Grabbing text between two lines with shell variables.

bathtime · February 21, 2018, 12:58pm

I would like to grab complex html text between lines using variables. I am running Debian and using mksh shell.

Here is the part of the html that I want to extract from. I would like to extract the words 'to love,' and I would like to use the above and below lines as reference points.

                <span class="lemma_definition">
                 to love
         </span>

Working script that does not use variables:

#!/bin/sh

URL="perseus.tufts.edu/hopper/morph?l=amo&la=la"

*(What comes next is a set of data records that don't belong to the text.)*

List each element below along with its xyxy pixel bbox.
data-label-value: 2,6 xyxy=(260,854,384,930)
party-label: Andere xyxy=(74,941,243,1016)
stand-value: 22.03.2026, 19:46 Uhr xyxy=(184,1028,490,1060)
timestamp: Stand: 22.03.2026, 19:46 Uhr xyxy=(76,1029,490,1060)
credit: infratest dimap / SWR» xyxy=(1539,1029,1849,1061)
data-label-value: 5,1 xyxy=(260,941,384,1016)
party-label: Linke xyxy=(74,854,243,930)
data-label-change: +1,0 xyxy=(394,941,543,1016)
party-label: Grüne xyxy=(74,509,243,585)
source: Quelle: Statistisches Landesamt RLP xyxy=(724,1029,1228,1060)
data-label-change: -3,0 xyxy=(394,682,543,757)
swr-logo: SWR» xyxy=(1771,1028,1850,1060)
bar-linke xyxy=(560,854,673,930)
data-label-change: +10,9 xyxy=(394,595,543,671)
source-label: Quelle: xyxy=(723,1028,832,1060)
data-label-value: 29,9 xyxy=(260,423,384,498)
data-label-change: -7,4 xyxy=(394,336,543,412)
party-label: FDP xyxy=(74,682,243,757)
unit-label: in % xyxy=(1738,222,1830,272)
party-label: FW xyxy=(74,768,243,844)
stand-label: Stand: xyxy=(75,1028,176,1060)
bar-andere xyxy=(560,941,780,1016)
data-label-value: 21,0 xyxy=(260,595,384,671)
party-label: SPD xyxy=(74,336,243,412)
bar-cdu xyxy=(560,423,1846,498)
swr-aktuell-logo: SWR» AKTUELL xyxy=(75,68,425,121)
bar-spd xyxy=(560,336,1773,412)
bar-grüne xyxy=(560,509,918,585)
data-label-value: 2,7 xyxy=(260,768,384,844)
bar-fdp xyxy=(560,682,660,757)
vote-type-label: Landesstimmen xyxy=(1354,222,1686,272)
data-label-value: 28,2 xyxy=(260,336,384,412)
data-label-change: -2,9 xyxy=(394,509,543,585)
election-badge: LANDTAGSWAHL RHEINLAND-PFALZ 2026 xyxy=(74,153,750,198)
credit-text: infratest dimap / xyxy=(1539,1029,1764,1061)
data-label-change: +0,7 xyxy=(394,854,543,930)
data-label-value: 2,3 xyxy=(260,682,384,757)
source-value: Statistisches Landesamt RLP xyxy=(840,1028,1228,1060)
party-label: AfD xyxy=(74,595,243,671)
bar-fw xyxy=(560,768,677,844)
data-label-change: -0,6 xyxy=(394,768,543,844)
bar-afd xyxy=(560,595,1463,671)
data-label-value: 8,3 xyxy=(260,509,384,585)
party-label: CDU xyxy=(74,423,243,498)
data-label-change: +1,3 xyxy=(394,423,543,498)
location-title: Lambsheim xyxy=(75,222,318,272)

# Working: prints top definition:
wget -q -O- "$URL" | awk '/<span class="lemma_definition">/,/<\/span>/ {{ if (!/>/) {{$1=$1}1; print $0}} }'

NOTES:

(!/>/) = If there is a '>' just ignore.
{$1=$1}1; = Gets rid of spaces in result else it comes out as: ' <several spaces are here> to love'

Displays the proper text:

to love

Faulty code attempting to use variables:

#!/bin/sh

URL="perseus.tufts.edu/hopper/morph?l=amo&la=la"

wIn='<span class="lemma_definition">'
wOut='</span>'

# Faulty code with variables:
wget -q -O- "$URL" | awk -v vIn="$wIn" -v vOut="$wOut" '/vIn/,/vOut/ {{ if (!/>/) {{$1=$1}1; print $0}} }'

Prints nil.

How can I properly use the variables to make it work like the non-variable code? I've been reading tutorials but have not come across this situation yet.

vgersh99 · February 21, 2018, 1:02pm

wget -q -O- "$URL" | awk -v vIn="$wIn" -v vOut="$wOut" '$0 ~ vIn,$0 ~ vOut {{ if (!/>/) {{$1=$1}1; print $0}} }'

MadeInGermany · February 21, 2018, 3:55pm

Or use a control variable (p).

... | awk -v vIn="$wIn" -v vOut="$wOut" '($0 ~ vOut) {p=0} p {$1=$1; print} ($0 ~ vIn) {p=1}'

The order of the three statements determine if the boundaries are included. Here both are excluded.
This is Regular Expression: special charcters need to be escaped in $wIn and $wOut.
The following variant works with plain strings:

... | awk -v vIn="$wIn" -v vOut="$wOut" 'index($0,vOut) {p=0} p  {$1=$1; print} index($0,vIn) {p=1}'

bathtime · February 21, 2018, 4:43pm

wget -q -O- "$URL" | awk -v vIn="$wIn" -v vOut="$wOut" '$0 ~ vIn,$0 ~ vOut {{ if (!/>/) {{$1=$1}1; print $0}} }'

This worked perfectly!

...so close, yet so far! :rolleyes:

madeingermany:

Or use a control variable (p).
... | awk -v vIn="$wIn" -v vOut="$wOut" '($0 ~ vOut) {p=0} p {$1=$1; print} ($0 ~ vIn) {p=1}'
The order of the three statements determine if the boundaries are included. Here both are excluded.
This is Regular Expression: special charcters need to be escaped in $wIn and $wOut.
The following variant works with plain strings:
... | awk -v vIn="$wIn" -v vOut="$wOut" 'index($0,vOut) {p=0} p  {$1=$1; print} index($0,vIn) {p=1}'

Thank you. I will try this later tonight or tomorrow when my mind is more fresh (been at this for too long and wouldn't do it justice if I tried now).